In [1]:
import pandas as pd
import geopandas as gpd

from libpysal.weights.util import full2W
import warnings
warnings.simplefilter(action='ignore')

import math
import matplotlib.pyplot as plt

from joblib import Parallel, delayed   # <= add this
import numpy as np
import pandas as pd
import statsmodels.api as sm
from esda.moran import Moran

In [2]:
df = pd.read_csv("../00_data/13_final/cbsa_level.csv")
gdf = gpd.read_file("../00_data/01_raw/tl_2024_us_cbsa", engine="pyogrio")
gdf['cbsacode'] = gdf['CBSAFP'].astype('float64')

In [3]:
num_unique = df["cbsacode"].nunique()
print("cbsa:", num_unique)

cbsa: 875


In [4]:
gdf_ll = gdf.to_crs("EPSG:4326").copy()
gdf_ll["centroid"] = gdf_ll.geometry.centroid  # may warn; matches old coordinates exactly
gdf_ll["lon"] = gdf_ll.centroid.x
gdf_ll["lat"] = gdf_ll.centroid.y
gdf_ll["ALAND_acres"] = gdf_ll["ALAND"] / 4046.8564224
df = df.merge(gdf_ll[['ALAND_acres','cbsacode','lon','lat']],how='left')

In [5]:
import numpy as np
import pandas as pd
import geopandas as gpd
import statsmodels.api as sm
from numpy.linalg import eigh
from esda.moran import Moran
from sklearn.preprocessing import StandardScaler


# ---------------------------
# Safe centroids (projected)
# ---------------------------
def add_lonlat_centroids(gdf, proj_crs="EPSG:5070"):
    """
    Compute centroids in a projected CRS, then bring them back to WGS84.
    """
    gdf_proj = gdf.to_crs(proj_crs).copy()
    cent_proj = gdf_proj.geometry.centroid  # planar centroid in meters
    cent_wgs = gpd.GeoSeries(cent_proj, crs=proj_crs).to_crs("EPSG:4326")
    out = gdf.copy()
    out["centroid"] = cent_wgs
    out["lon"] = cent_wgs.x
    out["lat"] = cent_wgs.y
    return out

# ---------------------------------------
# Fast kNN weights 
# ---------------------------------------

def construct_knn_weights(coords, k):
    # coords: (n,2) [lon, lat] in degrees
    R = 6371.0
    lon = np.radians(coords[:,0])[:,None]  # (n,1)
    lat = np.radians(coords[:,1])[:,None]  # (n,1)

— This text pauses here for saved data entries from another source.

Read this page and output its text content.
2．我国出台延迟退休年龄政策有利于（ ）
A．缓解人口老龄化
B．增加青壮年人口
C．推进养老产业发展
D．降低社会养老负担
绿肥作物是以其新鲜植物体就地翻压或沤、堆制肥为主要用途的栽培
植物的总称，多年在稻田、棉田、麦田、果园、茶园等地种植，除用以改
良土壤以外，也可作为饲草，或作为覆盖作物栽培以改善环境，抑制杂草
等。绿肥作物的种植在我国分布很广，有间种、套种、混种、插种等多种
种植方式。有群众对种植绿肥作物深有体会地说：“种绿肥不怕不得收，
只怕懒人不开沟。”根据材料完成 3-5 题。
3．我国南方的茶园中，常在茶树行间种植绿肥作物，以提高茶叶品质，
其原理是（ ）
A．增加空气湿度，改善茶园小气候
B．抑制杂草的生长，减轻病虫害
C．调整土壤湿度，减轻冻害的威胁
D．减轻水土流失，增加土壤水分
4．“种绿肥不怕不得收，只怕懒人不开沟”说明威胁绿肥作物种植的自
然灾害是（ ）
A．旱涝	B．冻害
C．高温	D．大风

    dlon = lon.T - lon                     # (n,n)
    dlat = lat.T - lat                     # (n,n)

    a = (np.sin(dlat/2.0)**2
         + np.cos(lat) @ np.cos(lat).T * np.sin(dlon/2.0)**2)
    c = 2.0 * np.arctan2(np.sqrt(a), np.sqrt(1.0 - a))
    dist_mat = R * c
    np.fill_diagonal(dist_mat, np.inf)     # exclude self exactly like before

    n = dist_mat.shape[0]
    W = np.zeros((n,n), dtype=float)
    # identical neighbor selection and weights
    for i in range(n):
        row = dist_mat[i].copy()
        knn_idx = np.argsort(row)[:k]      # same (default quicksort) behavior
        thr = row[knn_idx[-1]]
        if thr > 0:
            W[i, knn_idx] = 1.0 - (dist_mat[i, knn_idx] / thr)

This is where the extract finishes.